The kingdom's ministry of finance said that a total of 345,000 invoices relating to work for 450 government entities were paid up to the middle of September as part of the 2017 fiscal year, the state-run Saudi Press Agency reported. Ninety-eight per cent of all invoices representing 92 per cent of total dues were paid within 45 days. Only 2 per cent of the number of invoices took longer than 60 days to pay.
Saudi Arabia is seeking to settle outstanding payments to contractors after delays caused financial strain for companies, including construction groups Saudi bin Laden and Saudi Oger.
The kingdom began tightening its purse strings in 2016 to help bring down the fiscal deficit which reached a record 367bn riyals in 2015 because of plunging oil prices.
Saudi Arabia expects to narrow its budget this year to 198bn this year, which is 7.7 per cent of GDP (in fixed prices) and down by 33 per cent year-on-year from 297bn in 2016.
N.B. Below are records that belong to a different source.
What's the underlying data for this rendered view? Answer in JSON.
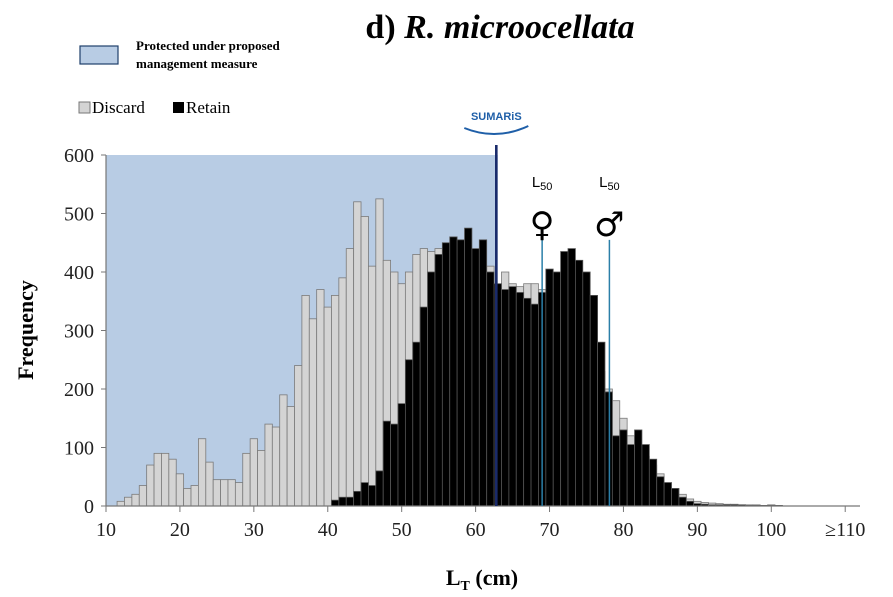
{
  "chart_data": {
    "type": "bar",
    "title_prefix": "d) ",
    "title_species": "R. microocellata",
    "ylabel": "Frequency",
    "xlabel_main": "L",
    "xlabel_sub": "T",
    "xlabel_unit": " (cm)",
    "xlim": [
      10,
      112
    ],
    "ylim": [
      0,
      600
    ],
    "x_ticks": [
      {
        "v": 10,
        "label": "10"
      },
      {
        "v": 20,
        "label": "20"
      },
      {
        "v": 30,
        "label": "30"
      },
      {
        "v": 40,
        "label": "40"
      },
      {
        "v": 50,
        "label": "50"
      },
      {
        "v": 60,
        "label": "60"
      },
      {
        "v": 70,
        "label": "70"
      },
      {
        "v": 80,
        "label": "80"
      },
      {
        "v": 90,
        "label": "90"
      },
      {
        "v": 100,
        "label": "100"
      },
      {
        "v": 110,
        "label": "≥110"
      }
    ],
    "y_ticks": [
      0,
      100,
      200,
      300,
      400,
      500,
      600
    ],
    "protected_region": {
      "x_start": 10,
      "x_end": 63,
      "legend_line1": "Protected under proposed",
      "legend_line2": "management measure",
      "color": "#b8cce4"
    },
    "legend": [
      {
        "name": "Discard",
        "color": "#d4d4d4"
      },
      {
        "name": "Retain",
        "color": "#000000"
      }
    ],
    "bin_width": 1,
    "series": [
      {
        "name": "Discard",
        "x": [
          12,
          13,
          14,
          15,
          16,
          17,
          18,
          19,
          20,
          21,
          22,
          23,
          24,
          25,
          26,
          27,
          28,
          29,
          30,
          31,
          32,
          33,
          34,
          35,
          36,
          37,
          38,
          39,
          40,
          41,
          42,
          43,
          44,
          45,
          46,
          47,
          48,
          49,
          50,
          51,
          52,
          53,
          54,
          55,
          56,
          57,
          58,
          59,
          60,
          61,
          62,
          63,
          64,
          65,
          66,
          67,
          68,
          69,
          70,
          71,
          72,
          73,
          74,
          75,
          76,
          77,
          78,
          79,
          80,
          81,
          82,
          83,
          84,
          85,
          86,
          87,
          88,
          89,
          90,
          91,
          92,
          93,
          94,
          95,
          96,
          97,
          98,
          99,
          100,
          101
        ],
        "values": [
          8,
          15,
          20,
          35,
          70,
          90,
          90,
          80,
          55,
          30,
          35,
          115,
          75,
          45,
          45,
          45,
          40,
          90,
          115,
          95,
          140,
          135,
          190,
          170,
          240,
          360,
          320,
          370,
          340,
          360,
          390,
          440,
          520,
          495,
          410,
          525,
          420,
          400,
          380,
          400,
          430,
          440,
          435,
          440,
          400,
          370,
          390,
          340,
          365,
          330,
          410,
          340,
          400,
          380,
          375,
          380,
          380,
          370,
          340,
          320,
          300,
          290,
          280,
          260,
          245,
          230,
          200,
          180,
          150,
          120,
          100,
          85,
          70,
          55,
          40,
          30,
          20,
          12,
          8,
          6,
          5,
          4,
          3,
          3,
          2,
          2,
          2,
          1,
          2,
          1
        ]
      },
      {
        "name": "Retain",
        "x": [
          41,
          42,
          43,
          44,
          45,
          46,
          47,
          48,
          49,
          50,
          51,
          52,
          53,
          54,
          55,
          56,
          57,
          58,
          59,
          60,
          61,
          62,
          63,
          64,
          65,
          66,
          67,
          68,
          69,
          70,
          71,
          72,
          73,
          74,
          75,
          76,
          77,
          78,
          79,
          80,
          81,
          82,
          83,
          84,
          85,
          86,
          87,
          88,
          89,
          90,
          91,
          92,
          93,
          94,
          95,
          96,
          97,
          98,
          99,
          100,
          101
        ],
        "values": [
          10,
          15,
          15,
          25,
          40,
          35,
          60,
          145,
          140,
          175,
          250,
          280,
          340,
          400,
          430,
          450,
          460,
          455,
          475,
          440,
          455,
          400,
          380,
          370,
          375,
          365,
          355,
          345,
          365,
          405,
          400,
          435,
          440,
          420,
          400,
          360,
          280,
          195,
          120,
          130,
          105,
          130,
          105,
          80,
          50,
          40,
          30,
          15,
          8,
          4,
          3,
          2,
          2,
          2,
          2,
          2,
          1,
          1,
          1,
          1,
          1
        ]
      }
    ],
    "markers": [
      {
        "x": 62.8,
        "type": "logo",
        "color": "#1a2b6b",
        "top": 600,
        "logo_text": "SUMARiS"
      },
      {
        "x": 69.0,
        "label": "L",
        "label_sub": "50",
        "symbol": "♀",
        "color": "#2b7fa8",
        "top": 455
      },
      {
        "x": 78.1,
        "label": "L",
        "label_sub": "50",
        "symbol": "♂",
        "color": "#2b7fa8",
        "top": 455
      }
    ]
  }
}
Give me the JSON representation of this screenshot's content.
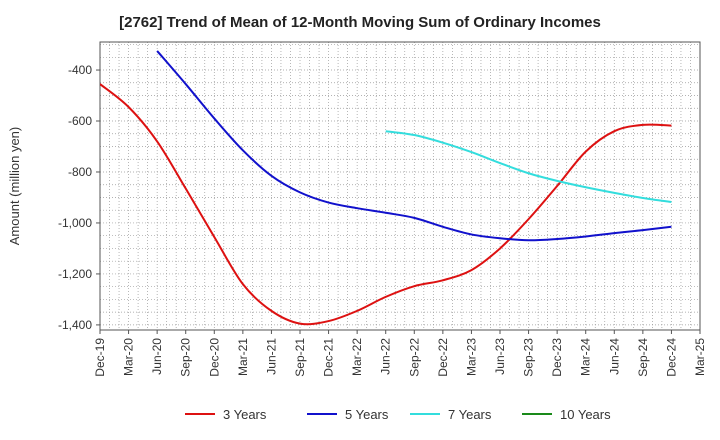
{
  "chart_data": {
    "type": "line",
    "title": "[2762]  Trend of Mean of 12-Month Moving Sum of Ordinary Incomes",
    "xlabel": "",
    "ylabel": "Amount (million yen)",
    "ylim": [
      -1420,
      -290
    ],
    "yticks": [
      -400,
      -600,
      -800,
      -1000,
      -1200,
      -1400
    ],
    "ytick_labels": [
      "-400",
      "-600",
      "-800",
      "-1,000",
      "-1,200",
      "-1,400"
    ],
    "x": [
      "Dec-19",
      "Mar-20",
      "Jun-20",
      "Sep-20",
      "Dec-20",
      "Mar-21",
      "Jun-21",
      "Sep-21",
      "Dec-21",
      "Mar-22",
      "Jun-22",
      "Sep-22",
      "Dec-22",
      "Mar-23",
      "Jun-23",
      "Sep-23",
      "Dec-23",
      "Mar-24",
      "Jun-24",
      "Sep-24",
      "Dec-24",
      "Mar-25"
    ],
    "series": [
      {
        "name": "3 Years",
        "color": "#dd1111",
        "values": [
          -455,
          -545,
          -680,
          -865,
          -1055,
          -1240,
          -1345,
          -1395,
          -1385,
          -1345,
          -1290,
          -1248,
          -1225,
          -1185,
          -1100,
          -985,
          -855,
          -720,
          -640,
          -615,
          -618,
          null
        ]
      },
      {
        "name": "5 Years",
        "color": "#1111cc",
        "values": [
          null,
          null,
          -325,
          -455,
          -590,
          -715,
          -815,
          -880,
          -920,
          -942,
          -960,
          -980,
          -1015,
          -1045,
          -1060,
          -1068,
          -1063,
          -1053,
          -1040,
          -1028,
          -1015,
          null
        ]
      },
      {
        "name": "7 Years",
        "color": "#33dddd",
        "values": [
          null,
          null,
          null,
          null,
          null,
          null,
          null,
          null,
          null,
          null,
          -640,
          -655,
          -685,
          -722,
          -765,
          -805,
          -835,
          -860,
          -882,
          -902,
          -918,
          null
        ]
      },
      {
        "name": "10 Years",
        "color": "#1a8a1a",
        "values": [
          null,
          null,
          null,
          null,
          null,
          null,
          null,
          null,
          null,
          null,
          null,
          null,
          null,
          null,
          null,
          null,
          null,
          null,
          null,
          null,
          null,
          null
        ]
      }
    ],
    "grid": true,
    "legend_position": "bottom"
  }
}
The government is slightly loosening its purse strings this year, after the fiscal deficit in the first quarter of this year fell 71 per cent year-on-year to 26bn riyals.
Saudi Arabia has also been active on the debt front, issuing riyal-denominated sukuk under a new program, international islamic bonds and a conventional bond.
The government raised this week $12.5 billion in bonds, following on last year's $17.5 issue which was the biggest by an emerging-market nation. It also tapped the Islamic bond market in April, issuing $9bn worth of sukuk, its first international Islamic bond.
It also sold 37bn riyals worth of domestic sukuk since it launched a new programme in July launched to help plug the fiscal deficit.